PROJECT SUMMARY

Leukemias are cancers of the bone marrow that originate because of an abnormal function of the cells responsible for the production of all blood cells, which are called hematopoietic stem and progenitor cells or HSPCs. Pro-tumoral HSPC functions arise because of alterations (known as mutations) in genes that contain the instructions to produce essential proteins regulating cell function.

Chronic myelomonocytic leukemia (CMML) is a form of blood cancer associated with high risk of progression to an aggressive type of leukemia called acute myeloid leukemia (AML). Although the hypomethylating agents (HMAs) azacitidine and decitabine, which are the currently approved treatments for patients with CMML, can control the disease and improve the survival of patients with CMML, these treatments only work for a short period of time. This is because they cannot eradicate the HSPCs responsible for originating the disease. Patients whose disease advances or progresses to AML after these therapies stop working have poor prognosis with an expected survival of 4-6 months. There are currently no effective treatments for this group of patients.

The family of RAS genes produces a group of proteins that act as essential regulators of cell growth and survival. Mutations in RAS genes are present in up to 30% of patients with CMML and are associated with high risk of evolution to AML and poor prognosis.

In our study, we sought to understand the mechanisms by which RAS gene mutations promote the emergence of CMML and CMML progression to a more aggressive disease after treatment with HMAs. This understanding is essential to identify potential new treatments that could improve the life expectancy of these patients.

To this end, we first evaluated a large cohort of CMML patients who received treatment with HMAs. We found that patients whose CMML had RAS gene mutations (RAS mutant CMML) experienced disease progression more frequently and more rapidly than patients whose disease did not have these mutations. We observed that during progression the proportion of cells carrying these RAS mutations increased in the bone marrow. We then used novel single-cell sequencing technologies to determine how these mutations could affect the function of normal cells. HSPCs from patients with RAS mutant CMML had overactivation of genes that control inflammation and produced large numbers of monocytes, a type of white blood cell frequently overproduced in CMML. These monocytes activated many genes involved in inflammation mediated by a protein called NF-kB.

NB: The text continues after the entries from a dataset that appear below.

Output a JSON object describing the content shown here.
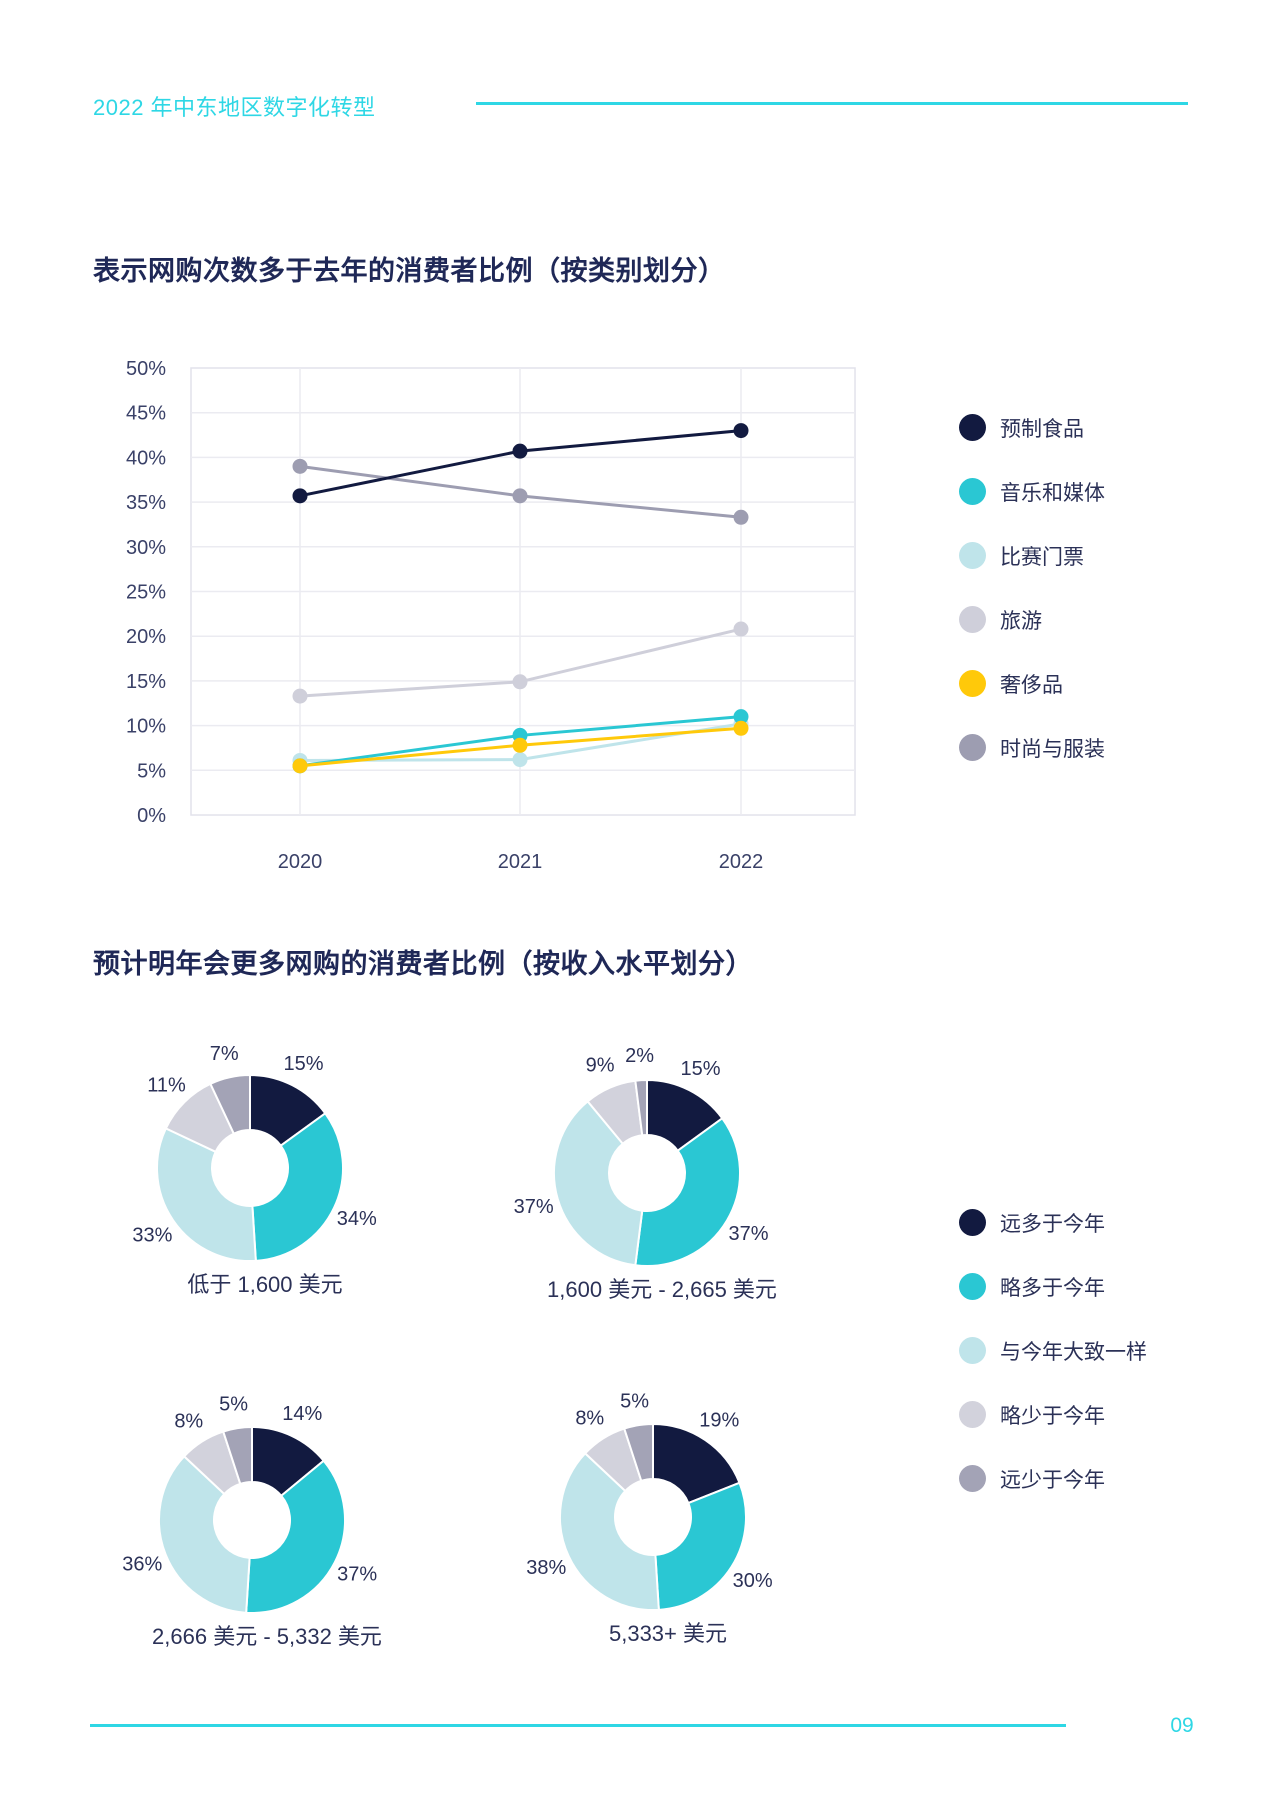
{
  "page": {
    "header": {
      "title": "2022 年中东地区数字化转型"
    },
    "footer": {
      "page_number": "09"
    }
  },
  "colors": {
    "accent_cyan": "#2ED7E5",
    "title_text": "#1F2857",
    "axis_text": "#3A4168",
    "label_text": "#2B3157",
    "grid": "#EBEBF1",
    "plot_border": "#E2E2EB",
    "navy": "#121A40",
    "teal": "#2AC7D3",
    "light_teal": "#BFE4EA",
    "light_gray": "#D2D2DC",
    "gray": "#A3A3B6",
    "yellow": "#FFC90A",
    "lavender_gray": "#CFCFDA",
    "fashion_gray": "#9D9DB1"
  },
  "chart_data": [
    {
      "type": "line",
      "title": "表示网购次数多于去年的消费者比例（按类别划分）",
      "x": [
        "2020",
        "2021",
        "2022"
      ],
      "ylim": [
        0,
        50
      ],
      "ytick_step": 5,
      "ytick_suffix": "%",
      "grid": true,
      "legend_position": "right",
      "series": [
        {
          "name": "预制食品",
          "color": "#121A40",
          "values": [
            35.7,
            40.7,
            43.0
          ]
        },
        {
          "name": "音乐和媒体",
          "color": "#2AC7D3",
          "values": [
            5.5,
            8.9,
            11.0
          ]
        },
        {
          "name": "比赛门票",
          "color": "#BFE4EA",
          "values": [
            6.1,
            6.2,
            10.2
          ]
        },
        {
          "name": "旅游",
          "color": "#CFCFDA",
          "values": [
            13.3,
            14.9,
            20.8
          ]
        },
        {
          "name": "奢侈品",
          "color": "#FFC90A",
          "values": [
            5.5,
            7.8,
            9.7
          ]
        },
        {
          "name": "时尚与服装",
          "color": "#9D9DB1",
          "values": [
            39.0,
            35.7,
            33.3
          ]
        }
      ]
    },
    {
      "type": "pie",
      "title": "预计明年会更多网购的消费者比例（按收入水平划分）",
      "legend": [
        "远多于今年",
        "略多于今年",
        "与今年大致一样",
        "略少于今年",
        "远少于今年"
      ],
      "legend_colors": [
        "#121A40",
        "#2AC7D3",
        "#BFE4EA",
        "#D2D2DC",
        "#A3A3B6"
      ],
      "donuts": [
        {
          "label": "低于 1,600 美元",
          "values": [
            15,
            34,
            33,
            11,
            7
          ]
        },
        {
          "label": "1,600 美元 - 2,665 美元",
          "values": [
            15,
            37,
            37,
            9,
            2
          ]
        },
        {
          "label": "2,666 美元 - 5,332 美元",
          "values": [
            14,
            37,
            36,
            8,
            5
          ]
        },
        {
          "label": "5,333+ 美元",
          "values": [
            19,
            30,
            38,
            8,
            5
          ]
        }
      ]
    }
  ]
}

We observed that, when the disease got worse, HSPCs from patients with RAS mutant CMML expanded and accumulated, and overactivate genes associated with NF-kB pathway regulation. This promotes the survival of HSPCs by blocking the normal mechanisms that control cell lifespan. A gene called MCL1, which promotes the survival of cells, is associated with the NF-kB pathway. We treated RAS mutant CMML HSPCs with AMG-176, a drug that blocks the function of the MCL1 protein and confirmed that blocking MCL1 function restored cell death in these abnormal HSPCs.

Our work suggests that combined treatment with drugs that block NF-kB pathway-mediated inflammation and cell survival might help prevent progression to AML and improve the survival of patients with RAS mutant CMML, who otherwise have a very dismal prognosis.